Ian Russell has raised fresh doubts over the timing of Britain’s child social media crackdown, warning that any rushed announcement driven by politics rather than evidence would be “deplorable.” The father of Molly Russell has spent years pushing for tougher online protections since Molly died in November 2017, aged 14, after viewing material about self-harm and suicide on social media.

Molly’s death remains one of the most powerful reference points in the UK’s online safety debate. An inquest in 2022 concluded that social media content contributed “more than minimally” to her death, a finding that has continued to shape demands from bereaved families, campaigners and child protection advocates for faster action from ministers and regulators.

The government has already moved into another phase of that debate. It launched Growing up in the online world: a national consultation on 2 March 2026 and published response totals on 4 June 2026. The exercise asked whether Britain should set a minimum age for children to access social media, and also examined age assurance, AI chatbots, gaming and safer-by-design measures. Officials said the consultation drew more than 80,000 responses.

At the same time, Ofcom has begun putting the Online Safety Act into practice. In May 2026, the regulator said it had laid down more than 40 practical measures for tech firms to meet their duties under the 2023 law, including steps aimed at stopping minors from encountering the most harmful material online, such as suicide, self-harm, eating disorders and pornography. The act gives Ofcom powers to regulate major online services, and the watchdog is required to publish its first statutory report on content harmful to children by 26 October 2026.

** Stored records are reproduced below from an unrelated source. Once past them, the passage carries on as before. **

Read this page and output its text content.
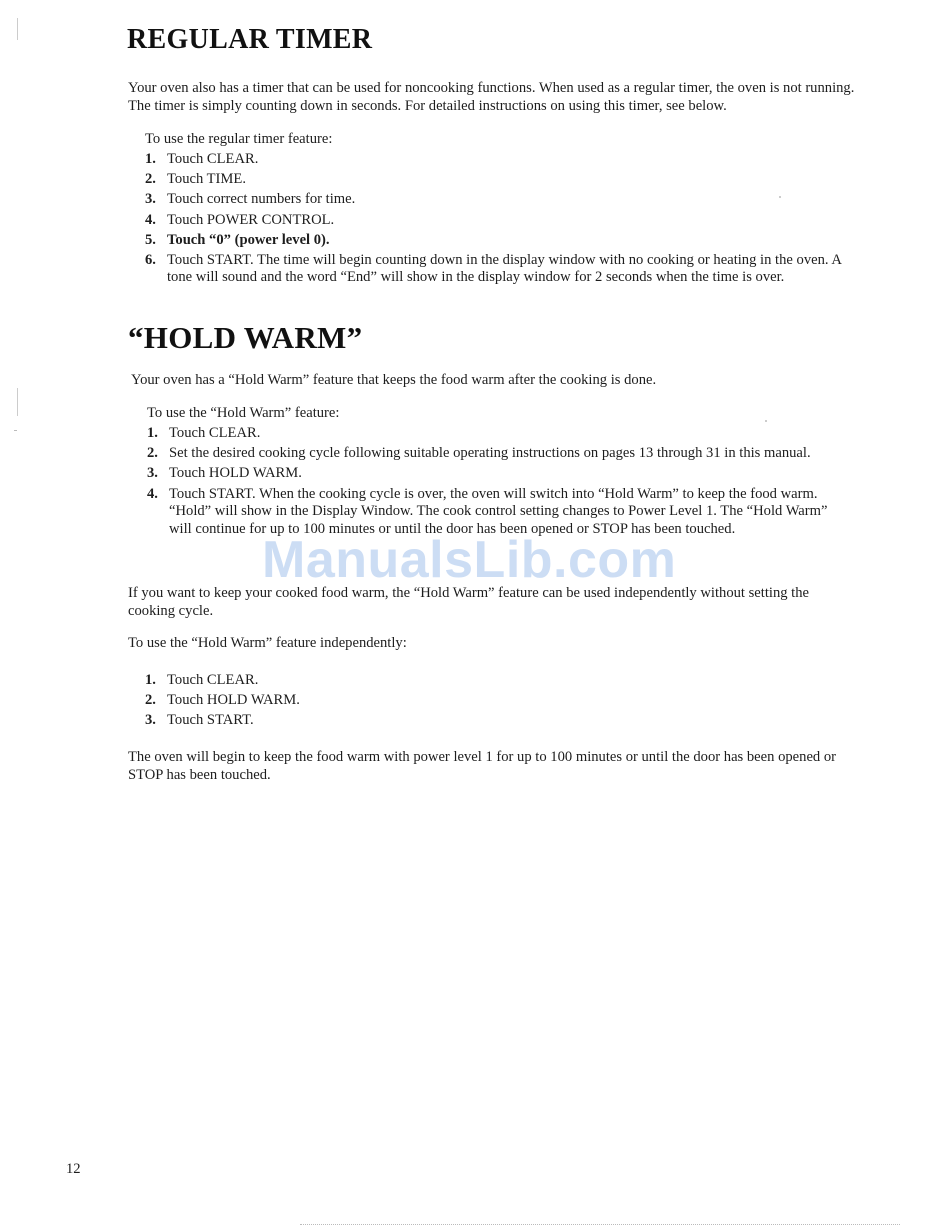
REGULAR TIMER

Your oven also has a timer that can be used for noncooking functions. When used as a regular timer, the oven is not running. The timer is simply counting down in seconds. For detailed instructions on using this timer, see below.

To use the regular timer feature:

1. Touch CLEAR.
2. Touch TIME.
3. Touch correct numbers for time.
4. Touch POWER CONTROL.
5. Touch “0” (power level 0).
6. Touch START. The time will begin counting down in the display window with no cooking or heating in the oven. A tone will sound and the word “End” will show in the display window for 2 seconds when the time is over.
“HOLD WARM”

Your oven has a “Hold Warm” feature that keeps the food warm after the cooking is done.

To use the “Hold Warm” feature:

1. Touch CLEAR.
2. Set the desired cooking cycle following suitable operating instructions on pages 13 through 31 in this manual.
3. Touch HOLD WARM.
4. Touch START. When the cooking cycle is over, the oven will switch into “Hold Warm” to keep the food warm. “Hold” will show in the Display Window. The cook control setting changes to Power Level 1. The “Hold Warm” will continue for up to 100 minutes or until the door has been opened or STOP has been touched.

If you want to keep your cooked food warm, the “Hold Warm” feature can be used independently without setting the cooking cycle.

To use the “Hold Warm” feature independently:

1. Touch CLEAR.
2. Touch HOLD WARM.
3. Touch START.

The oven will begin to keep the food warm with power level 1 for up to 100 minutes or until the door has been opened or STOP has been touched.

ManualsLib.com
12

That timetable has sharpened the argument over what ministers should do next. Bereaved families have pressed for quicker action, while some child-safety advocates say a blanket ban on social media is not the answer. They argue that the harder work lies in enforcing existing rules, redesigning algorithms and building stronger age checks so children are not pushed toward dangerous material in the first place.

The government says it will announce any next steps after the consultation and insists the process is about protecting children, not politics. For Russell and many other families, the test is whether ministers turn that promise into enforceable safeguards before another generation grows up exposed to the same risks.